Darksiders II: A Conversation With Creative Manager Jeremy Greiner


Darksiders II – it’s the game on everybody’s mind. Now with retail release clearly in sight, we thought it the perfect time to have a good old fashioned yarn with the game’s US Creative Manager Jeremy Greiner and talk delays, industry pressure and everything in between.

What was the primary reason for delaying Darksiders II and how much was it able to aid the overall final touches of development?

The primary and only reason for shifting back Darksiders II was polish. As we got into alpha, it was readily apparent that the game was massive and dripping with content. As such, the team asked THQ for some additional time to give it the love it deserves. Thankfully, the company was in a position to support us and provide that latitude.

Do you fear that once you do delay a game, the pressure to deliver starts to ramp up even more?

Nah, there’s always pressure in game development – that’s really nothing new and no one could ever put any more pressure on us than we already put on ourselves.

Most companies want to iterate and change things up when coming up with a sequel. Naturally Darksiders II does exactly that, but what do you think is the best ‘ratio’ in terms of iteration versus staying true to the original foundations?

I think the best ratio can be found in Darksiders II, it’s as dissimilar as it is similar to its predecessor (say 50/50 for a ratio). That’s a truly unique and a hard balance to find, but thankfully we were able to not only accomplish, but excel at that. Many times a sequel feels more like a 1.5. I can promise you that is not the case with Darksiders II.

Darksiders II is also no doubt a much more ambitious game than the original. Was there ever a point during development where you thought it was maybe TOO ambitious, or that you had bitten off more than you could chew?

The biggest risk was switching from War to Death, tossing out all those combat systems and going with something completely new was highly ambitious. Once we got everything in-engine and were able to play as Death for the first time, it was a wipe your forehead moment that exceeded expectations. It was awesome to play as Death, so all we had to do after that was build around him. So yeah, that was definitely ambitious, but thankfully didn’t go the ‘more you could chew’ route.

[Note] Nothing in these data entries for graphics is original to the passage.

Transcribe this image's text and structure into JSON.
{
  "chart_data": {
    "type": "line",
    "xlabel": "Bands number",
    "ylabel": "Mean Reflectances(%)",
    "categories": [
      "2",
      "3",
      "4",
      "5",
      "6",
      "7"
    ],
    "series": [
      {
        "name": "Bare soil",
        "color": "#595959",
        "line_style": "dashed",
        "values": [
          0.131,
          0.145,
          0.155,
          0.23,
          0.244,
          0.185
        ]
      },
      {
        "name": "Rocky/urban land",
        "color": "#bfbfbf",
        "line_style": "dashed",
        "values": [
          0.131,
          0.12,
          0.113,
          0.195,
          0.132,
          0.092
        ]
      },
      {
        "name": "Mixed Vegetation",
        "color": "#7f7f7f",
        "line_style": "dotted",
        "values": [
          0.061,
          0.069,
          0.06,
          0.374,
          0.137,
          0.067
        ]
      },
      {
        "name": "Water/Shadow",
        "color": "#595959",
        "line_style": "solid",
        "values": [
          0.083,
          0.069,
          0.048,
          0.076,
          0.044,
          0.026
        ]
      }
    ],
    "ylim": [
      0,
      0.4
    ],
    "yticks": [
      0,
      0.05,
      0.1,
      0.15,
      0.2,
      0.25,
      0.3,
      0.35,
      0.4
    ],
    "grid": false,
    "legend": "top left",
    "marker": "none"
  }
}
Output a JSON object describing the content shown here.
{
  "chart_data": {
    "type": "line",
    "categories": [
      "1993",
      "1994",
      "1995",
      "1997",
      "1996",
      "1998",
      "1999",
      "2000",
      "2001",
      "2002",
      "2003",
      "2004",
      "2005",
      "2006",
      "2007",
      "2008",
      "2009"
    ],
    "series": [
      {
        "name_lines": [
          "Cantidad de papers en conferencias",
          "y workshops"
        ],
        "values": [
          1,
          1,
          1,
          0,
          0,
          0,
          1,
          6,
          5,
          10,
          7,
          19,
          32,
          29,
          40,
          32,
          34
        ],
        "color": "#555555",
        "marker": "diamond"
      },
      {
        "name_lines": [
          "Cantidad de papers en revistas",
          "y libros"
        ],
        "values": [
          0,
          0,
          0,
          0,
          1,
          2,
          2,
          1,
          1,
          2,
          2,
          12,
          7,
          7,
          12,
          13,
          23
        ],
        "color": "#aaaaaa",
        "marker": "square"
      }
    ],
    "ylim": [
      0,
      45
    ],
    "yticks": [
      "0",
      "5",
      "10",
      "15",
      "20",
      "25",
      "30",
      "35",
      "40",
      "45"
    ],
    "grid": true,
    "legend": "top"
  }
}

What do you hope fans take away most from Darksiders II?

That Darksiders II is a game made for gamers, by gamers. Everything in the game, all the loot, side quests, skill trees, levelling, etc. is stuff we love and want to play ourselves. That’s why we made the game!

Blue Steel – Darksiders style

What was your biggest struggle with the game?

Definitely getting this whole massive beast polished up. When you make a big game, there’s a lot to clean up during finalization!

When we spoke to Jay Fitzloff a little while back, we discussed the desire to have Darksiders break away from the comparisons of other games (like Zelda and God of War) in favour of becoming one of those benchmark titles. What is YOUR ideal ‘identity’ for Darksiders II? How do you want people to see it?

Pretty easy. Darksiders II is a sum of its parts that all work seamlessly together in a highly entertaining way. Have another game hit the market with a similar philosophy and I guarantee you’ll be referencing Darksiders II.

In one sentence, why should people buy Darksiders II?

Simple, you get to play as Death! Kick back, get immersed in a wealth of content, have fun, use your noggin and just have a killer time. Well ok, that was two sentences.